After the war she resumed her teaching career for a brief period, at Cherokee, before marrying and retiring to a farm near Arapaho.
She and her husband had two daughters, but when he left to work in the oil fields and was gone for a year, she divorced him since no one would hire married women in those days and she needed a job in order to care for herself and the girls.
She also went back to college at Southwestern, earning a four-year degree and resuming her teaching career once more. She taught agriculture at Sayre, an unusual field for a woman, but did it so successfully that she was urged to run for Beckham County school superintendent, and was elected when she did.
After four years as county superintendent, she returned to Weatherford as a faculty member at Southwestern, then moved to Alva where she taught seven years at Northwestern State College. She also earned her master's degree at the University of Oklahoma and did a year's work on her doctorate at Columbia University in New York City.

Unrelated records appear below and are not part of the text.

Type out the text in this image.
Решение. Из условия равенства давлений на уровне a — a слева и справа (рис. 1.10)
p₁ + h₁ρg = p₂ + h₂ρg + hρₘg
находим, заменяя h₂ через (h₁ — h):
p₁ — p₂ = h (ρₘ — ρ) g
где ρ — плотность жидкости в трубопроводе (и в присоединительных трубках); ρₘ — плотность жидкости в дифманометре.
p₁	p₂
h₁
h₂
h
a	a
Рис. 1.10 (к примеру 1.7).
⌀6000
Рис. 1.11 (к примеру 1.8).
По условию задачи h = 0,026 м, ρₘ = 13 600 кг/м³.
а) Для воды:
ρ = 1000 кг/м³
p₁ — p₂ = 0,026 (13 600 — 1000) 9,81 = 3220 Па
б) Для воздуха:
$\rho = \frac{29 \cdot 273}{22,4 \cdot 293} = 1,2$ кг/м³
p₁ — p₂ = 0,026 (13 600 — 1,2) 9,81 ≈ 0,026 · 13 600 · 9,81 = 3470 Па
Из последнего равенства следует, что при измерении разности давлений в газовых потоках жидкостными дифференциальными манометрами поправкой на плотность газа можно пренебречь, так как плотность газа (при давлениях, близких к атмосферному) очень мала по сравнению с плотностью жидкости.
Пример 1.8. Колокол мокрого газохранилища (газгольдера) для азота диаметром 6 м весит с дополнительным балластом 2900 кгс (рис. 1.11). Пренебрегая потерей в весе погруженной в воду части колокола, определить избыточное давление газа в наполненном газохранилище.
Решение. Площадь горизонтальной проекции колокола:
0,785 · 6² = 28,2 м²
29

Her patriotism came to the fore again when World War II broke out; this time she applied for a cryptographer's job with the Signal Corps. Not only was she accepted, she became a teacher in the U.S. Cryptographers School at Washington, D. C.
Toward the end of the war she began a correspondence with R. E. "Ed" Nelson, a widower who lived in Clinton, and he eventually went to Washington to marry her.
In 1946 they built a house east of Arapaho and that became her home for nearly 40 years, until she moved to Kansas. She worked with her husband in the grain and seed business at Clinton until his retirement, and the two of them also traveled extensively in Europe. He died in 1971.
Raised as a Republican, Mrs. Nelson was politically active most of her life. She was an officer of the Custer County Republican Party, as well as its women's group.
She attended the First Presbyterian Church of Clinton and was active in professional and social organizations. Memberships included the Worthwhile and Delphian Clubs of Clinton, Kappa Delta Pi, the Custer County Historical Society, and the Retired Teachers Association. She was an honorary member of the Clinton Business and Professional Women's Club and an active member of the Washita Chapter of the Daughters of the American Revolution.
Mrs. Nelson is survived by one daugher, Faith Ann Shirley of Overland Park, Kan.; four grandchildren, Kathleen Micken, Poquosa, Va.; Nelson Shirley, Weston, Mo., Dennise Badell, Shawnee, Kan., and Jamie Goldstein-Shirley, Irvine, Calif.; and two great-grandchildren.
She was preceded in death by her husband, Ed, one daughter, Betty May, who died as a child of appendicitis; and her younger sister, Wilma.
The family suggests that in lieu of flowers, memorial donations be made to the Clinton Public Library or the First Presbyterian Church.